Nessa perspectiva, percebe-se que o início do processo de tornar-se irmão pode arruinar, de maneira temporária, a confiança do primogênito, que passa a solicitar maior apoio e atenção dos genitores. Vulnerável a todas essas transições, a criança precisa lidar com a nova dinâmica familiar e assumir o papel de irmão mais velho. Assim, mesmo antes do bebê nascer, informações de que o primogênito irá cuidar do irmão ou de que ele será seu novo companheiro de brincadeiras, proporcionam ideias concretas sobre como ser irmão mais velho (Oliveira, Pereira, Lopes, Bandeira & Piccinini, 2015).
Com isso, é possível perceber que o nascimento do segundo filho requer adaptações não somente para o primogênito, mas para todos os membros da família, dado que o acontecimento pode trazer um desequilíbrio ao sistema familiar. Dando sequência, passa-se a apresentar as implicações do nascimento do segundo filho na dinâmica familiar, sob a ótica do primogênito.
O nascimento do segundo filho e as relações familiares
No momento em que a família recebe um novo membro, há grandes possibilidades de que essa mudança gere um aumento na tensão familiar, uma vez que traz consigo a necessidade de uma reformulação de papéis e novas regras de funcionamento. De modo específico, a chegada do segundo filho representa um evento marcante no desenvolvimento da família, em que cada membro e, em especial, suas relações, vivenciam o momento de transição de maneira distinta (Piccinini, Pereira, Marin, Lopes & Tudge, 2007).

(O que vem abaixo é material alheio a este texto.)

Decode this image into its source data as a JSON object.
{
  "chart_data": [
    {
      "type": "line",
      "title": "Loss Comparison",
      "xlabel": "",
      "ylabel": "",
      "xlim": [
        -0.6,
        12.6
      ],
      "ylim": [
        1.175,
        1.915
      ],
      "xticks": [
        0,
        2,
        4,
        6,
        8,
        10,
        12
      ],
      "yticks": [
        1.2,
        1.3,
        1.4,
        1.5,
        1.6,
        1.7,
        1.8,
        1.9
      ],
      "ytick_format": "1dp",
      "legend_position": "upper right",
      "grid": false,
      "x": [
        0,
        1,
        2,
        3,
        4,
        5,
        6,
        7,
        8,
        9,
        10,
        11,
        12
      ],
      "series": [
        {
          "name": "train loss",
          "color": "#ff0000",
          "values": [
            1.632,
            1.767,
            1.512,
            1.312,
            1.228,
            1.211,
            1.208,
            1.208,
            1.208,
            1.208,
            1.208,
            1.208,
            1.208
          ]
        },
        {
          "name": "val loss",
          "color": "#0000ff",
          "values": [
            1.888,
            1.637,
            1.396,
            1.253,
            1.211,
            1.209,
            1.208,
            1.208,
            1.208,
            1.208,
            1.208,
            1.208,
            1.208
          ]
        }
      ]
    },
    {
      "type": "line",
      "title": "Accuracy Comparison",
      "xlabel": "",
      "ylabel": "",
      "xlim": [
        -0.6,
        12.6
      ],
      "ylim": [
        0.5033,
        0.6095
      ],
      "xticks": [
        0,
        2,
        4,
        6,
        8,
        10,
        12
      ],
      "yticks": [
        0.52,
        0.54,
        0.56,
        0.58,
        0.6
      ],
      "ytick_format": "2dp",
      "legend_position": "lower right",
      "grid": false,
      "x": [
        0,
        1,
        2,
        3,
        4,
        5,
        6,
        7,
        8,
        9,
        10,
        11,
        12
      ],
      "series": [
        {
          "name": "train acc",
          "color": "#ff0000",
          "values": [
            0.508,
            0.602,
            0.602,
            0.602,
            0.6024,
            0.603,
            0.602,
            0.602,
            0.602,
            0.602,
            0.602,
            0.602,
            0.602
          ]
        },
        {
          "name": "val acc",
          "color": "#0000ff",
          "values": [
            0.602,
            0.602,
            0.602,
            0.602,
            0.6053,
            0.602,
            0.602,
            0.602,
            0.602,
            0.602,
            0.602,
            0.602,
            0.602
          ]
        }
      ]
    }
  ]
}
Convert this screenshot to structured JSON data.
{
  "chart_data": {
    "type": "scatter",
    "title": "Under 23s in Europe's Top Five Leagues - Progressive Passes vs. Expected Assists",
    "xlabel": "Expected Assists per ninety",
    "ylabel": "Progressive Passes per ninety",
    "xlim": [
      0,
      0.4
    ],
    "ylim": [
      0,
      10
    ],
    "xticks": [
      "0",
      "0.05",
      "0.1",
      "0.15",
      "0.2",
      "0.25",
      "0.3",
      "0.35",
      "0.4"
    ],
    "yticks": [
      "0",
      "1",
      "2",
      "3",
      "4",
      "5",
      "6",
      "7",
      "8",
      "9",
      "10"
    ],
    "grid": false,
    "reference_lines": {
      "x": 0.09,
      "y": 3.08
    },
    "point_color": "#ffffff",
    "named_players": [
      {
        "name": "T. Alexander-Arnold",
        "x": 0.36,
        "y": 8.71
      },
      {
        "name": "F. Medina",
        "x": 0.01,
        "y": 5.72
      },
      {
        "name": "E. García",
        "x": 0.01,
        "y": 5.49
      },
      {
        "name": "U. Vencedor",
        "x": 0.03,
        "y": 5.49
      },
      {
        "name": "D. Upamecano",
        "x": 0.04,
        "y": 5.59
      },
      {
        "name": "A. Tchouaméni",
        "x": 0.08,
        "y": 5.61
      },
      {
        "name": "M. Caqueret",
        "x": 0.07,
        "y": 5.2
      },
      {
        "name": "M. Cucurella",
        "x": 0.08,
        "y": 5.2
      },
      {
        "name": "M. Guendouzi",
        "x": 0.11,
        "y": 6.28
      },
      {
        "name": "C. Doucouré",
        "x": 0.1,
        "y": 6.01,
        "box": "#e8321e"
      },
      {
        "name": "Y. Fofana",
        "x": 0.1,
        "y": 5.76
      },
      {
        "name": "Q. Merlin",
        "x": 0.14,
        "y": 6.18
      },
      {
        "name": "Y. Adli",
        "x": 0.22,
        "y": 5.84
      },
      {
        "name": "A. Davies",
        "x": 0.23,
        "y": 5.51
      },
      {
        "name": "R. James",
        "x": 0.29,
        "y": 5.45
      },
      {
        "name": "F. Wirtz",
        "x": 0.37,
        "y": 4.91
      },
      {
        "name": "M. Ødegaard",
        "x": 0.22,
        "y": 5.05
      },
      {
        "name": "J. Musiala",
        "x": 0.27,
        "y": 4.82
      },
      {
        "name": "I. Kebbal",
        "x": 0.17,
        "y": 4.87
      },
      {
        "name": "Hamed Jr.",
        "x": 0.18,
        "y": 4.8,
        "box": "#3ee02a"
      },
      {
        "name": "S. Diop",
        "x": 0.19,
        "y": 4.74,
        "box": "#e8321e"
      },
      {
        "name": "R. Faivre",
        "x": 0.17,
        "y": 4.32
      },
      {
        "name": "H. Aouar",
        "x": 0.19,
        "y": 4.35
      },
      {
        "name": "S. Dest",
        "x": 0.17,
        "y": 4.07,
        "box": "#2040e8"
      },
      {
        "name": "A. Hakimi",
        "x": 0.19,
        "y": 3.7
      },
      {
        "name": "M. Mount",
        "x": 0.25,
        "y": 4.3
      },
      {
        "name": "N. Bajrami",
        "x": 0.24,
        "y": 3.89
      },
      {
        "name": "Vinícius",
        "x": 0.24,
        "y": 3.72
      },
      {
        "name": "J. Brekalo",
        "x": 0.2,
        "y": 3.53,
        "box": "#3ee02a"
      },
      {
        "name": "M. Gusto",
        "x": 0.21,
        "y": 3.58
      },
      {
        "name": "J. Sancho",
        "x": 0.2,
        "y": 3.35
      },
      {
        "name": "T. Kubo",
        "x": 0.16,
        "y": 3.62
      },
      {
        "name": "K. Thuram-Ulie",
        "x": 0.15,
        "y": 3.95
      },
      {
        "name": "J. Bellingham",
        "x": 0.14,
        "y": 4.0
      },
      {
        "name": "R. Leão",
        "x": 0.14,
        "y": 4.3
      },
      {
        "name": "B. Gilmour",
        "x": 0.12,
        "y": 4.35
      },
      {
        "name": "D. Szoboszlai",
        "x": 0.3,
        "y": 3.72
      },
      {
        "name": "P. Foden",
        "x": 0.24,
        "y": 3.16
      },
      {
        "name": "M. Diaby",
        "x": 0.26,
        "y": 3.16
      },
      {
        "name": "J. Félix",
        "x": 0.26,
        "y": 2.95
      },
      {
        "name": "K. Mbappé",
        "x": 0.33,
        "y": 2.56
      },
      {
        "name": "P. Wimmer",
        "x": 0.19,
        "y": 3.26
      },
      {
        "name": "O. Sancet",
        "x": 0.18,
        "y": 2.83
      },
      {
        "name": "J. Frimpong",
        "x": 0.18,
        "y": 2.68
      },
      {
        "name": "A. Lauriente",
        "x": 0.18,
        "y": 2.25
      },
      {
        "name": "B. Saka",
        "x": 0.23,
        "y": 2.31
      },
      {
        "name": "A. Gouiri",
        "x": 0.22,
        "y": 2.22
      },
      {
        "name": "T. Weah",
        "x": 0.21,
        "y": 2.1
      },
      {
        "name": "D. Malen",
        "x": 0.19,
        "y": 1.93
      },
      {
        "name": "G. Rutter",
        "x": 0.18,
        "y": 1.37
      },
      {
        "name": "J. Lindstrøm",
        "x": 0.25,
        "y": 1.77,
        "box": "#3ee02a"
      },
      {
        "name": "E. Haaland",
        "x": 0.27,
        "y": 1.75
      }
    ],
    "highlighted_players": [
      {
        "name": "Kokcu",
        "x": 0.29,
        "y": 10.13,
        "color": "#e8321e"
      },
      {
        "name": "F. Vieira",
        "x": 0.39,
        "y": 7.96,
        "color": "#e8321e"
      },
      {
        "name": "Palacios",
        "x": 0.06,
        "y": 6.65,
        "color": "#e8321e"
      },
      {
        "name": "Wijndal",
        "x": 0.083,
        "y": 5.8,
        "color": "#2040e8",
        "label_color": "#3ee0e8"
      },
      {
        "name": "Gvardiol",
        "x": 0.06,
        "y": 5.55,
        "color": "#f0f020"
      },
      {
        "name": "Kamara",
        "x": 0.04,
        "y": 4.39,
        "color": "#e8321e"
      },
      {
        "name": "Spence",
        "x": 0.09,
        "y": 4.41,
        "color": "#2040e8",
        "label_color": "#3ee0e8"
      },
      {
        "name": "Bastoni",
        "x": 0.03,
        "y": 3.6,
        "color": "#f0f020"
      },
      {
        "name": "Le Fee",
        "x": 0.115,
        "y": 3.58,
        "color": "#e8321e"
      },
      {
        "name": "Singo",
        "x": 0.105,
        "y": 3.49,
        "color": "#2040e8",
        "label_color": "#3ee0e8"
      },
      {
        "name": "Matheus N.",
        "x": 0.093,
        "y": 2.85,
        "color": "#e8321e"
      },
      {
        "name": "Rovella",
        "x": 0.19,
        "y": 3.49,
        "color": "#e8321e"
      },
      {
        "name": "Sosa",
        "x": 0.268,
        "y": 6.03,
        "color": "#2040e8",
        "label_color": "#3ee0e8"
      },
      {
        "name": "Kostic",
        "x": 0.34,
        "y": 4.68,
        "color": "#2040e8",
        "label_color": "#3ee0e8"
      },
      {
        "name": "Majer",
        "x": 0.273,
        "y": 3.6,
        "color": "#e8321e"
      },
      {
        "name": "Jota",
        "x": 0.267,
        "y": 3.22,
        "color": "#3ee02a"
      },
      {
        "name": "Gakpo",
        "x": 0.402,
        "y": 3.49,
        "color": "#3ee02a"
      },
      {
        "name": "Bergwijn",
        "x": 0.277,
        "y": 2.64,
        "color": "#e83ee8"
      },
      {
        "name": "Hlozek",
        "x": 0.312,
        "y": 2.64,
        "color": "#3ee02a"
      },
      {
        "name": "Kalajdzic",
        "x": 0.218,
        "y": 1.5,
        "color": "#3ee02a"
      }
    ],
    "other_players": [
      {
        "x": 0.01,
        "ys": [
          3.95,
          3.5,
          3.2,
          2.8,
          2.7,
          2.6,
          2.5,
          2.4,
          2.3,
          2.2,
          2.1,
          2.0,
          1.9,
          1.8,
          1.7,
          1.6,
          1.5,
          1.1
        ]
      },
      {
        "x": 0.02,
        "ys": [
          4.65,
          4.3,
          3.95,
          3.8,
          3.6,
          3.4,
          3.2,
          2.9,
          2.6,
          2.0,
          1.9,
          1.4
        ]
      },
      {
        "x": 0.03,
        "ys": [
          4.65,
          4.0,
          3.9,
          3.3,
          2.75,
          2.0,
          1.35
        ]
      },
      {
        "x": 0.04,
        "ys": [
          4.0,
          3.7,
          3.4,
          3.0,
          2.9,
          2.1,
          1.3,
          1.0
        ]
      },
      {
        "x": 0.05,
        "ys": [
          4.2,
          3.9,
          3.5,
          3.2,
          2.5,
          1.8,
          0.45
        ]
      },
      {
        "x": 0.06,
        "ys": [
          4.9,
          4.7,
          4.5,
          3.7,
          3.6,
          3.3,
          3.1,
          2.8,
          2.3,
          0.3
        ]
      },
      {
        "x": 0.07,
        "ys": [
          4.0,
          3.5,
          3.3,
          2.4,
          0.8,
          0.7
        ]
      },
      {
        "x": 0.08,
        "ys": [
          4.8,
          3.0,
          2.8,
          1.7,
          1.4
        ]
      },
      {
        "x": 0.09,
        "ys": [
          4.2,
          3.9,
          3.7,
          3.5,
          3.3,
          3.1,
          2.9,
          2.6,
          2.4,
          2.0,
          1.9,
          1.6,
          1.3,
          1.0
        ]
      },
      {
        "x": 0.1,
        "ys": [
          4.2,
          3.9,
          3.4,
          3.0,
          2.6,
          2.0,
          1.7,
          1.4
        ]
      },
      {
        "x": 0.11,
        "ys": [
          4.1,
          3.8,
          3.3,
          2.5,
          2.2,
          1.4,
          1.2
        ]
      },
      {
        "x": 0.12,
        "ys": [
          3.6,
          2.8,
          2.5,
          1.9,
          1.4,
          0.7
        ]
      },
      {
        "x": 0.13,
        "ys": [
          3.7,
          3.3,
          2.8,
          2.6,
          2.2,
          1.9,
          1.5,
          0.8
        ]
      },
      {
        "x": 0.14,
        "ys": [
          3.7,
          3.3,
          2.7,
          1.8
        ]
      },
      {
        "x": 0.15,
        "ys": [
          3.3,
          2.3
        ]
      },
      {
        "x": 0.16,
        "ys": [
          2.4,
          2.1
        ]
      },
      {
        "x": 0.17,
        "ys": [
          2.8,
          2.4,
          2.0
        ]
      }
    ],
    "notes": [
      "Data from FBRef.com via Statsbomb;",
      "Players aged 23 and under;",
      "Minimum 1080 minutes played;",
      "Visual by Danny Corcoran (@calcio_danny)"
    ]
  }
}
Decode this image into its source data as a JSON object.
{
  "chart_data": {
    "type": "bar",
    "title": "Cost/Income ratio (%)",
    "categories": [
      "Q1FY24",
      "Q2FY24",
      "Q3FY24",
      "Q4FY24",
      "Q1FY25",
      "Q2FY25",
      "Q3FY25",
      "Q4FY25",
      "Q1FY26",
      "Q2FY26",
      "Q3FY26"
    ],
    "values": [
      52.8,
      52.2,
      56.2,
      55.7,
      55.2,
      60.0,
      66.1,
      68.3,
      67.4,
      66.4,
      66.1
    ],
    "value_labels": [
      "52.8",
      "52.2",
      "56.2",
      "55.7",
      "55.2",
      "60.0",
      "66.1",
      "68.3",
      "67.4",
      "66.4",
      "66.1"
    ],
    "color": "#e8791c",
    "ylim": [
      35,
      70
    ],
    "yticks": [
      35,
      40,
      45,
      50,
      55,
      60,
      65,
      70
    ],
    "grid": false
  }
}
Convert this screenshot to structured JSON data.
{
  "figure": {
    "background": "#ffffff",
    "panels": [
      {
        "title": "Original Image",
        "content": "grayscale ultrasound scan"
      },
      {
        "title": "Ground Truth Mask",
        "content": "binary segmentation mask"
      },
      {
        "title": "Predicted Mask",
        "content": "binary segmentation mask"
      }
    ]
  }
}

Para os autores, o nascimento do segundo filho constitui uma fase de expansão do sistema familiar e é apontado como qualitativamente diferente do nascimento do primeiro. O casal, que anteriormente adotou a função parental com o nascimento do primogênito, precisa, agora, apontar as diferenças e evidenciar as particularidades de cada criança, assumindo o papel de pais de dois filhos.
Como explana Ramos e Canavarro (2007) o nascimento de um filho não deve ser julgado como um momento de crise, mas como um evento significativo na vida do casal, previsível e normativo, mas que provoca uma reorganização e adaptação. Em alguns casos, o acontecimento pode simbolizar algo perturbador e indutor de elevados níveis de estresse. No entanto, apesar das grandes transformações que ocorrem na família, nem todos os membros interpretam e dão um sentido negativo a essas mudanças.
Por outro lado, referente a ordem de nascimento, McGoldrick, Gerson e Petry (2012, p. 125) evidenciam que “ser o primeiro a nascer pode se tornar uma bênção conflitante”. Como resposta aos desejos dos pais e com o início da nova família, o primogênito pode receber uma intensidade de atenção que, eventualmente, é negada ao segundo filho. Ainda, há grande probabilidade de que o filho mais velho seja considerado o mais responsável e atencioso da família, pois tende a assumir o compromisso pelo outro (Mcgoldrick et al., 2012).
Da mesma maneira, percebe-se que a constituição dos papéis familiares ocorre a partir das funções atribuídas a cada membro, de acordo com a posição que ocupa nos subsistemas conjugal, fraterno e parental. Segundo Martins et al. (2008) quando cada membro reconhece e realiza seu próprio papel, a família torna-se facilitadora do bem estar físico e psicológico de seus integrantes. Por essa razão, a integração familiar deve objetivar o desenvolvimento saudável de todos os seus componentes.
Conclui-se, dessa forma, que em função do nascimento do segundo filho, tanto o primogênito quanto os demais membros que vivenciam a chegada da criança, passam por um grande desgaste físico e emocional, sendo, portanto, de extrema importância a formação de uma rede de apoio familiar. Para tanto, é válido o entendimento da saúde a partir das relações entre os indivíduos que compõem o sistema familiar, sua dinâmica e estrutura, elementos que atuam como facilitadores ou desfavoráveis na determinação do bem-estar de seus membros (Martins et al., 2008).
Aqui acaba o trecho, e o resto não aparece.